Performance & drive
What it’s like to drive, and how quiet it is
In short, staggering. The engine fires with a suitably enthusiastic flare of revs then settles to a high-tech idle, and as soon as you engage D and pull away you notice there's a cohesiveness to the way the 650S conducts itself.
Even at low speeds it behaves impeccably. The transmission is smooth and unobtrusive, the steering is accurate but not too sharp, and the brakes demand just the right amount of effort to scrub off speed.
Of course, you come across such back-road nirvana only occasionally, because most of our motoring lives are spent in town, on the motorway or in jams. None of this matters in a 650S because while McLaren's engineers have managed to give the car sporty, immediate responses, they've managed to do so without compromising the ride quality in any way.
The way the 650S dispenses with bumps and potholes has to be experienced to be believed, even on the UK's notoriously rough road surfaces; it makes a Golf GTI seem a bit harsh. No other supercar offers this level of comfort.

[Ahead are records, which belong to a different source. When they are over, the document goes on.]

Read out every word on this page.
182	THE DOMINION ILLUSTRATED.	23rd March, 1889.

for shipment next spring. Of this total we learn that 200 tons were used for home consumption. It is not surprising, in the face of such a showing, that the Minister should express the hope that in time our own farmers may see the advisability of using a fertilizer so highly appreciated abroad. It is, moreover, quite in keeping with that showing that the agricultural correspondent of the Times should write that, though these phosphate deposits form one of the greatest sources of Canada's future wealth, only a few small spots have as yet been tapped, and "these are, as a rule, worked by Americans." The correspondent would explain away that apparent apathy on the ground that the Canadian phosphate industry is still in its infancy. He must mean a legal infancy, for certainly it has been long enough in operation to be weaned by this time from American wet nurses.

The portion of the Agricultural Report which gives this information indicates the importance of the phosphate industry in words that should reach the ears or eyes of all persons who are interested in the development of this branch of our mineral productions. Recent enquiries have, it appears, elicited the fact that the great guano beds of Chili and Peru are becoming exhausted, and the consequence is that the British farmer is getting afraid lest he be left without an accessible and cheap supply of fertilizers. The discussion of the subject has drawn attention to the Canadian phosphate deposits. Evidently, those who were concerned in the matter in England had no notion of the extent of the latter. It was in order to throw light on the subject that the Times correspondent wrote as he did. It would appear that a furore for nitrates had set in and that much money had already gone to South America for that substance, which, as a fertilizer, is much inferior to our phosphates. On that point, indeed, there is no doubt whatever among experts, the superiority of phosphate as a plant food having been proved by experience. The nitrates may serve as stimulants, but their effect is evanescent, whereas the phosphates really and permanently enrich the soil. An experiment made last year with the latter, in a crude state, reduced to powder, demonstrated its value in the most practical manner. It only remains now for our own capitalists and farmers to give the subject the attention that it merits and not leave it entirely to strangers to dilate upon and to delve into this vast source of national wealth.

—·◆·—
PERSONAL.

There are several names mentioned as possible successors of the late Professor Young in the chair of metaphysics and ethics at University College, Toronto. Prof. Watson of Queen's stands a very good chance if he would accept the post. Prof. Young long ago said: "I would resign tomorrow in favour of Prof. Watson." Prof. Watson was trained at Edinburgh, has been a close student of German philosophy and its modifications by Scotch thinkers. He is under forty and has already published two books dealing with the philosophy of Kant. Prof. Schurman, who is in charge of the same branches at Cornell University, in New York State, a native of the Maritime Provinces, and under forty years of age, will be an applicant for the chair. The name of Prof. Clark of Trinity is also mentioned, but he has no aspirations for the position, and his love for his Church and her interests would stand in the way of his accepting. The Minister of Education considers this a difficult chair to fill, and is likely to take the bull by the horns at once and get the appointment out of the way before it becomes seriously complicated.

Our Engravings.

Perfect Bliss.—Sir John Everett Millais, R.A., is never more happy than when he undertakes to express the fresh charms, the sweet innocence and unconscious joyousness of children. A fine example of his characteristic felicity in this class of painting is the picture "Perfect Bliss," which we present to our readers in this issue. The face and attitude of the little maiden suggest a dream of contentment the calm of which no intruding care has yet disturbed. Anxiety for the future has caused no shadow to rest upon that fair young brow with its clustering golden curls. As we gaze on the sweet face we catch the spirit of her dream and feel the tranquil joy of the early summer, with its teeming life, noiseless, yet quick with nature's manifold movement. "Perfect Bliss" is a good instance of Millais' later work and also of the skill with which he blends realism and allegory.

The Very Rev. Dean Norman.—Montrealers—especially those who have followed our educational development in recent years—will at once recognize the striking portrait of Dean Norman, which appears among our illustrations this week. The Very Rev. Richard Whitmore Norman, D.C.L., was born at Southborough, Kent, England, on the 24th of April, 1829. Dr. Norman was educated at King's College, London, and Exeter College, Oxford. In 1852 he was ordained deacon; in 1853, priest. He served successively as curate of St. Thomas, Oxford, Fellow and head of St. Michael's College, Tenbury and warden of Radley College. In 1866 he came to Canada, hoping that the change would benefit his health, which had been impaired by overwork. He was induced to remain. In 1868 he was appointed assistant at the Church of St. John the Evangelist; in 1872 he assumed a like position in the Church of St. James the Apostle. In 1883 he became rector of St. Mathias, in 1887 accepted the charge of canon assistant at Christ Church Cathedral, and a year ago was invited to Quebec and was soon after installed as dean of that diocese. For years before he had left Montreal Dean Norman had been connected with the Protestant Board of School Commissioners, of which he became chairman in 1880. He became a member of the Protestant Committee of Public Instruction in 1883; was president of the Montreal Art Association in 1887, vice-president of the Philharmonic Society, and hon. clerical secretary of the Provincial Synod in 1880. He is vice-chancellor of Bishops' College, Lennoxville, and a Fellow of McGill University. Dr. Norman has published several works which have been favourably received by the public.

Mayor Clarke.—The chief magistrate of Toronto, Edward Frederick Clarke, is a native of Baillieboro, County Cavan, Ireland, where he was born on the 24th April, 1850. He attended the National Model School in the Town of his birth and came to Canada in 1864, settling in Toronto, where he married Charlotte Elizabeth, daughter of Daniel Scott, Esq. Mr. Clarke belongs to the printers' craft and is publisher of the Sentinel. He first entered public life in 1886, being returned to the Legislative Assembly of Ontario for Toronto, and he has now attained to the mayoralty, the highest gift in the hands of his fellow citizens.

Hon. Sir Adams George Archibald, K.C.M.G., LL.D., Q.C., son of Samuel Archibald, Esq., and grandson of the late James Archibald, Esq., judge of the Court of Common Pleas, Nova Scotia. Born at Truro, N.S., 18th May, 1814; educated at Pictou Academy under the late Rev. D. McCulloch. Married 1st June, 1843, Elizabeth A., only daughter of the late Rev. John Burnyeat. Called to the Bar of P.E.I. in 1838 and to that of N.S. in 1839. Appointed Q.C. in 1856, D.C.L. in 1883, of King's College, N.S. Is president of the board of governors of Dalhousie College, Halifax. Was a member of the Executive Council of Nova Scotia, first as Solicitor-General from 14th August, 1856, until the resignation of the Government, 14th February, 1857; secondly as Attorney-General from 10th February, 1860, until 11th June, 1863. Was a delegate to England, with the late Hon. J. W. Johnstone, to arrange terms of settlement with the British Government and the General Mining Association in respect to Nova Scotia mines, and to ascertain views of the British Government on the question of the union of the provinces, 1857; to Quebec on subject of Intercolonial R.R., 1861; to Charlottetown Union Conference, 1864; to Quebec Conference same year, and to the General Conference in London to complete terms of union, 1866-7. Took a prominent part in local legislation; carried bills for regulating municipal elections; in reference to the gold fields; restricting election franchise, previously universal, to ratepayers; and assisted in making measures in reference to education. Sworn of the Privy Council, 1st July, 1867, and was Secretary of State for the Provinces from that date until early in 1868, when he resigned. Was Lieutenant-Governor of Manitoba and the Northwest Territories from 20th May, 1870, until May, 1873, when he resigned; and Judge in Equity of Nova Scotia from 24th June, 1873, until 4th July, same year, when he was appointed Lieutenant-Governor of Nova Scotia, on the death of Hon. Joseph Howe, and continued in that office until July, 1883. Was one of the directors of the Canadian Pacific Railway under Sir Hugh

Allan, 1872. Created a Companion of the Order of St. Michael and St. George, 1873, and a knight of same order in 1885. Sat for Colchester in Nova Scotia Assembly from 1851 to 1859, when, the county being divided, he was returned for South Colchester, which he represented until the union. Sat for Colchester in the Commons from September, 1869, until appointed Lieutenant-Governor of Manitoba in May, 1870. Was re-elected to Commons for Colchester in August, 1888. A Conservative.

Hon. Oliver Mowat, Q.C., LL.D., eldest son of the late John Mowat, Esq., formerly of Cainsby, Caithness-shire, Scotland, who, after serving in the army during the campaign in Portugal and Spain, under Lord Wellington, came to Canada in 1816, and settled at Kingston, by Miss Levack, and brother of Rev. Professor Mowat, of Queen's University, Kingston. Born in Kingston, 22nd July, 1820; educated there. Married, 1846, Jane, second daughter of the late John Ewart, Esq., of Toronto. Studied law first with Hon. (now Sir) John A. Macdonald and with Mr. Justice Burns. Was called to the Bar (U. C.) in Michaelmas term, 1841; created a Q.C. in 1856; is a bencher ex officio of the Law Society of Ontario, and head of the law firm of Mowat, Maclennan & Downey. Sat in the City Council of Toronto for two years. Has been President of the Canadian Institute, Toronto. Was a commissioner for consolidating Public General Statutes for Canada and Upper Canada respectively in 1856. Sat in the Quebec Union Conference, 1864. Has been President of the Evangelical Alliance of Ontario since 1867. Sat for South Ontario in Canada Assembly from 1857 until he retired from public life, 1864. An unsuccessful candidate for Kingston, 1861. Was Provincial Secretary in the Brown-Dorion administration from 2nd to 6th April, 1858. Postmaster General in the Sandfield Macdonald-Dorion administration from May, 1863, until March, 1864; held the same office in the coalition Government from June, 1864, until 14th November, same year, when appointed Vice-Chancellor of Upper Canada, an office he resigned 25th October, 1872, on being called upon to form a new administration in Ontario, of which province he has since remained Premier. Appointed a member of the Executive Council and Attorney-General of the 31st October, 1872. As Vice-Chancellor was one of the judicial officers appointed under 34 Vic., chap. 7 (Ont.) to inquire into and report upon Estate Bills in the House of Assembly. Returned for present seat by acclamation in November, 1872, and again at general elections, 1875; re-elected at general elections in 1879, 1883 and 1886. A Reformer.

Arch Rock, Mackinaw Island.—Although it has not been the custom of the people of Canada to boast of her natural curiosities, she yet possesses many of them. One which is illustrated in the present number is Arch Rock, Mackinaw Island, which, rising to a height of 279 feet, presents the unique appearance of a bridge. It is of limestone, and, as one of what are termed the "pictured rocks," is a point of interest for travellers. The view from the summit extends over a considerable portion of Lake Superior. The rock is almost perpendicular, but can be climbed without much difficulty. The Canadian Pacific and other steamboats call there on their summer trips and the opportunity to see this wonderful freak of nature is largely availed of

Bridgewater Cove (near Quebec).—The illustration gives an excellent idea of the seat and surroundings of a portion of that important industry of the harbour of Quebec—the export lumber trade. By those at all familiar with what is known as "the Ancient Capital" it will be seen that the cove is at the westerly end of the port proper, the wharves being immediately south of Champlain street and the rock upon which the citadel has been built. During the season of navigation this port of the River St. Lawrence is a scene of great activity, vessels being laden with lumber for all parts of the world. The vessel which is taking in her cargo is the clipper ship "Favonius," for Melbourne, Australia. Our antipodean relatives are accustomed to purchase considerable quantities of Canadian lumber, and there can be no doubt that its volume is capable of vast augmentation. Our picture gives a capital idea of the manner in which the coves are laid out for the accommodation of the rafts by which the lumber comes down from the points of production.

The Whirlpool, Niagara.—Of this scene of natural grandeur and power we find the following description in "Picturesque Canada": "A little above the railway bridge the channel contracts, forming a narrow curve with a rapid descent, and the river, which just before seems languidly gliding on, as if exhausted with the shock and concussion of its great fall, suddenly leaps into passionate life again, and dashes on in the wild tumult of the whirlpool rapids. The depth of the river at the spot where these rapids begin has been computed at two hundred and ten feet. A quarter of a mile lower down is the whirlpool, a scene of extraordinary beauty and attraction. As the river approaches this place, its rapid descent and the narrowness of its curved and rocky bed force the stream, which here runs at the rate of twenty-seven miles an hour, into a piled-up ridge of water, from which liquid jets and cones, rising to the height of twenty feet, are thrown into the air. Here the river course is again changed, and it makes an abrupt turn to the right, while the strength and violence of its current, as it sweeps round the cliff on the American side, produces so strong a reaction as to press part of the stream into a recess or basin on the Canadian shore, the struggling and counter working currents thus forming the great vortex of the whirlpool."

Refinement is perfectly reasonable, too. The engine makes all the sorts of noises you want to hear, even if it doesn’t sound quite as good as a Ferrari 488 or an Audi R8, and while road noise is prevalent, it's entirely acceptable given the sheer footprint of rubber at each corner. If you want to turn up the volume on the engine, incidentally, you can lower the small screen behind the seats in the Spider version, so there's a bit of fresh air - and a lot more noise - at the back of your head.